По прибытии нашем сюда мы застали в доме гостей-иностранцев, заехавших к сему виртуозу, с которым они познакомились в Спа. Это был граф де Мельвиль с супругой, направлявшиеся в Шотландию. С мистером Бардоком приключилась беда, почему я вместе с графом собирался удалиться, но молодой джентльмен и его родительница настаивали на том, чтобы мы остались обедать, и столь мало были обеспокоены случившимся, что мы приняли приглашение. Накануне ночью сквайра привезли в его карете, голова у него была разбита, он словно оцепенел и лишился языка.
Вызвали деревенского аптекаря, по фамилии Грив, жившего в соседней деревне, тот пустил ему кровь, положил к его голове припарку и объявил, что у него нет горячки и не приметно никаких опасных признаков, кроме того, что он лишился речи, ежели он в самом деле не может говорить.
Но молодой сквайр назвал этого лекаря ignorantaccio 37, сказал, что у отца разбит cranium 38 и что немедля надо его просверлить. Мать с ним согласилась и послала в Йорк нарочного за врачом, чтобы тот сделал операцию, и врач скоро появился вместе со своим учеником и с инструментами. Осмотрев голову больного, он начал готовиться к перевязке, хотя Грив остался при своем мнении, что пролома на голове нет, и настаивал на этом, поскольку сквайр спал ночь преспокойно, не просыпался и судорог у него не было.
Врач из Йорка сказал, что он не может узнать, есть ли пролом в голове, покуда не снимет с черепа кожи, но, ежели даже пролома нет, операция все равно пойдет на пользу, ибо откроет выход крови, которая могла излиться из сосудов сверху либо снизу dura mater 39. Леди и ее сынок стояли за то, что сей опыт сделать надлежит, и отпустили Грива не без некоторого пренебрежения, вызванного, может быть, скромной его одеждой. Он был среднего возраста, черные его волосы были неприглажены, и по платью походил на квакера; но присущего этим сектантам высокомерия у него не было заметно; напротив, он казался смиренным, почтительным и удивительно молчаливым.

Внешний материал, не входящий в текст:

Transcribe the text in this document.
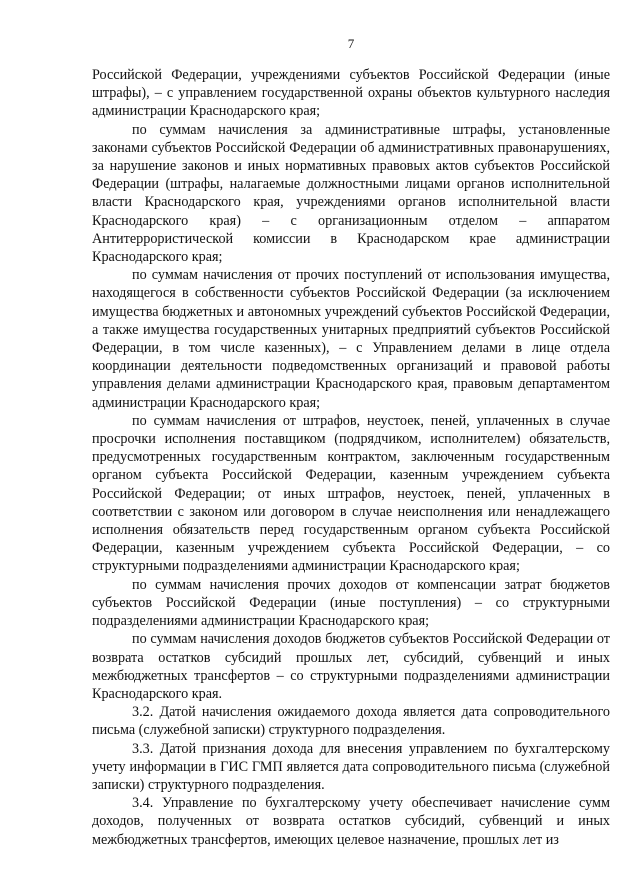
7

Российской Федерации, учреждениями субъектов Российской Федерации (иные штрафы), – с управлением государственной охраны объектов культурного наследия администрации Краснодарского края;

по суммам начисления за административные штрафы, установленные законами субъектов Российской Федерации об административных правонарушениях, за нарушение законов и иных нормативных правовых актов субъектов Российской Федерации (штрафы, налагаемые должностными лицами органов исполнительной власти Краснодарского края, учреждениями органов исполнительной власти Краснодарского края) – с организационным отделом – аппаратом Антитеррористической комиссии в Краснодарском крае администрации Краснодарского края;

по суммам начисления от прочих поступлений от использования имущества, находящегося в собственности субъектов Российской Федерации (за исключением имущества бюджетных и автономных учреждений субъектов Российской Федерации, а также имущества государственных унитарных предприятий субъектов Российской Федерации, в том числе казенных), – с Управлением делами в лице отдела координации деятельности подведомственных организаций и правовой работы управления делами администрации Краснодарского края, правовым департаментом администрации Краснодарского края;

по суммам начисления от штрафов, неустоек, пеней, уплаченных в случае просрочки исполнения поставщиком (подрядчиком, исполнителем) обязательств, предусмотренных государственным контрактом, заключенным государственным органом субъекта Российской Федерации, казенным учреждением субъекта Российской Федерации; от иных штрафов, неустоек, пеней, уплаченных в соответствии с законом или договором в случае неисполнения или ненадлежащего исполнения обязательств перед государственным органом субъекта Российской Федерации, казенным учреждением субъекта Российской Федерации, – со структурными подразделениями администрации Краснодарского края;

по суммам начисления прочих доходов от компенсации затрат бюджетов субъектов Российской Федерации (иные поступления) – со структурными подразделениями администрации Краснодарского края;

по суммам начисления доходов бюджетов субъектов Российской Федерации от возврата остатков субсидий прошлых лет, субсидий, субвенций и иных межбюджетных трансфертов – со структурными подразделениями администрации Краснодарского края.

3.2. Датой начисления ожидаемого дохода является дата сопроводительного письма (служебной записки) структурного подразделения.

3.3. Датой признания дохода для внесения управлением по бухгалтерскому учету информации в ГИС ГМП является дата сопроводительного письма (служебной записки) структурного подразделения.

3.4. Управление по бухгалтерскому учету обеспечивает начисление сумм доходов, полученных от возврата остатков субсидий, субвенций и иных межбюджетных трансфертов, имеющих целевое назначение, прошлых лет из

Мы оставили леди одних в комнате, а сами пошли в спальню к больному, где уже были разложены на оловянном блюде инструменты и бинты. Оператор скинул с себя кафтан и парик, надел колпак, фартук и нарукавники, а меж тем его ученик и один из слуг схватили голову сквайра и изготовились держать ее в надлежащем положении.
Но послушайте-ка, что случилось! Больной вскочил с кровати, с геркулесовой силой схватил за ворот обоих помощников, закричал истошным голосом: «Не так уж я состарился в Йоркшире, чтобы такая сволочь сверлила мне череп!» — и, спрыгнув на пол, спокойно натянул на себя штаны, чем привел всех нас в изумление. Врач продолжал твердить об операции, заявляя, что теперь-де очевидно, будто мозг поврежден, и приказал слугам снова уложить больного в кровать. Но никто не только не решился исполнить его приказ, но даже вмешаться в сие дело; тут сквайр вытолкал врача и его помощников за дверь, а инструменты и все прочее выкинул за окошко.
Когда он утвердил таким способом свою власть и облачился с помощью слуги в платье, его сын представил ему графа, моего племянника и меня, которых он приветствовал с обычной своей деревенской учтивостью. Засим, обратившись к синьору Макарони, сказал насмешливо:
— Вот что я тебе скажу, Дик: нечего буравить человеку череп всякий раз, как ему пробьют голову! Вместе с матерью ты увидишь, что я знаю не меньше уловок, чем любая старая лиса в Вест-Ридинге.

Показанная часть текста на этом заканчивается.